5. Vladimir Filkov and Sorin Istrail, Celera Genomics Talk title: Inferring Gene Transcription Networks: The Davidson Model Abstract: In 2001 Eric Davidson published the book "Genomic Regulatory Systems," where he reports on his and his colleagues' 30 years of work on developmental gene regulation of purple sea urchin. Their work resulted in a general experimental framework for the study of a gene's cis-regulatory region (an upstream DNA sequence containing a series of consecutive binding sites). Their approach consisted of performing systematic, almost exhaustive, mutations to individual binding sites of a gene's cis-region, and observing the corresponding transcription rates. They focused mostly on the endo16 gene. By quantitative analysis of the observed transcription rates, they were able to infer a complete set of minimal functional units of regulation and their interrelations. Hierarchically from those units, they uncovered "modularity" and "hardwired information processing logic" of that cis-region. Their extraordinary technology and the inference of the underlying cis-region's "network" for endo16 resulted in the most completely understood transcriptional system to date. It is quite remarkable how combinatorial and robust their approach is. In this paper we present an analysis and introduce a natural mathematical formalism of the Davidson transcriptional network inference framework together with combinatorial problems and algorithms related to it.

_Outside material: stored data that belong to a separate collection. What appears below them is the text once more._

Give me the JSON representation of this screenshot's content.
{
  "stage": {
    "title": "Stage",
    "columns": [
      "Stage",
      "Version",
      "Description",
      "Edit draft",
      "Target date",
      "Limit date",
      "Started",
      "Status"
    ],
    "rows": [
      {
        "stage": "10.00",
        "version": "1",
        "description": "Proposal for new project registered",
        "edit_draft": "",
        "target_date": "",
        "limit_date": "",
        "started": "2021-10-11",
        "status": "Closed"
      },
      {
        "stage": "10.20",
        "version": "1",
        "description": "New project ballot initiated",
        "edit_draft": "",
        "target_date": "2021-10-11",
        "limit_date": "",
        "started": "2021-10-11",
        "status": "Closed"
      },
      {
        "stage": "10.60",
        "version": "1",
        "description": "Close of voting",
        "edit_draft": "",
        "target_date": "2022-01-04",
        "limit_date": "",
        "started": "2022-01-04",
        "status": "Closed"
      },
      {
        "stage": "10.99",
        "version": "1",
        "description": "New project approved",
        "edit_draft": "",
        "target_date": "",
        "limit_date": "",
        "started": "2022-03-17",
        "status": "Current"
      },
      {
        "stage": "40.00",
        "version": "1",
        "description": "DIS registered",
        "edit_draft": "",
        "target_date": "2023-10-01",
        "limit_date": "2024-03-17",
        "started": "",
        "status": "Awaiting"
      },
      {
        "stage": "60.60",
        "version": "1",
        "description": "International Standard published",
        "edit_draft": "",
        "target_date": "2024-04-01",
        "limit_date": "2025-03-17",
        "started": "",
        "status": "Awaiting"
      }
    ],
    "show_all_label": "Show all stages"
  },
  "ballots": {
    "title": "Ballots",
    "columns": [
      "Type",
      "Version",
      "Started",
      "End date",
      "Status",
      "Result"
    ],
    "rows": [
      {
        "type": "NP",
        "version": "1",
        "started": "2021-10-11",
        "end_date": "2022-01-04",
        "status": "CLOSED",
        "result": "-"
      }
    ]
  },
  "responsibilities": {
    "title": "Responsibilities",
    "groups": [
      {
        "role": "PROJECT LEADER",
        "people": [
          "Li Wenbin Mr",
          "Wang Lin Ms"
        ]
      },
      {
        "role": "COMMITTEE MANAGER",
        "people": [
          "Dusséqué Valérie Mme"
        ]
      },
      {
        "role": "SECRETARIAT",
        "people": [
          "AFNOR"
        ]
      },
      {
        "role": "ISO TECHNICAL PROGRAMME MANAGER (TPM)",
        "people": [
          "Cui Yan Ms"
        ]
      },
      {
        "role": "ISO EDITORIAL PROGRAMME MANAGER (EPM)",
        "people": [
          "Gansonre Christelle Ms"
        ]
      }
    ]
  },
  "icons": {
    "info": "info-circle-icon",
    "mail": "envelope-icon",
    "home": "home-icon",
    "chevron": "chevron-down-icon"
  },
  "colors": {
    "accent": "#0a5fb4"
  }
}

6. Nanxiang Ge (Aventis Pharmaceuticals), Fei Huang (Bristol-Myers Squibb), Peter Shaw (Bristol-Myers Squibb), C.F. Wu (University of Michigan, Ann Arbor) Talk title: PIDEX: a Statistical Approach for Screening Differentially Expressed Genes Using Microarray Analysis Abstract: Microarray technology is being applied in pharmaceutical drug discovery. A typical experiment is conducted to compare the gene expression profiles under two different conditions and the purpose is to find genes differentially expressed under the conditions. Common practice is to use fold change for detecting differential expression. However, use of fold change can generate many false positive errors because of the existence of genes with low or undetectable expression levels. A novel method to analyze differentially expressed genes is presented that combines the fold change, change in the absolute intensity measurements and data reproducibility. It produces p-values for identifying differentially expressed genes (PIDEX). The proposed methodology is demonstrated by analyzing the expression profiling data from a public data set and an internally conducted experiment comparing two cell lines (ES2 and WI38). Results from these analyses and a validation study using quantitative RT-PCR assays suggest that PIDEX outperform the use of fold change alone.
7. Lessons from the Analysis of Gene Expression Data: A comparison of methods for inferring gene networks and different data sets Thomas Heiman George Mason University A great deal of enthusiasm has been generated about micro array expression data analysis during the last couple of years. After an initial flood of methods developed to cluster the gene expression data based upon similarity of mRNA expression level profile, a number of techniques have been developed to reconstruct networks of biomolecular interactions, or gene networks, in order to create integrated and systematic models of the biological systems under study. A variety of approaches have been developed. However, it is important to clearly define and validate the results of different analytical tools given the variance in the methods and amount of data currently available. The goal of this paper is to shed some light on the above question and to serve as a baseline by comparing the different approaches available, both discrete and continuous methods, to extract the Saccharomyces cerevisae GAL gene network from four different sets of publicly available mRNA expression data.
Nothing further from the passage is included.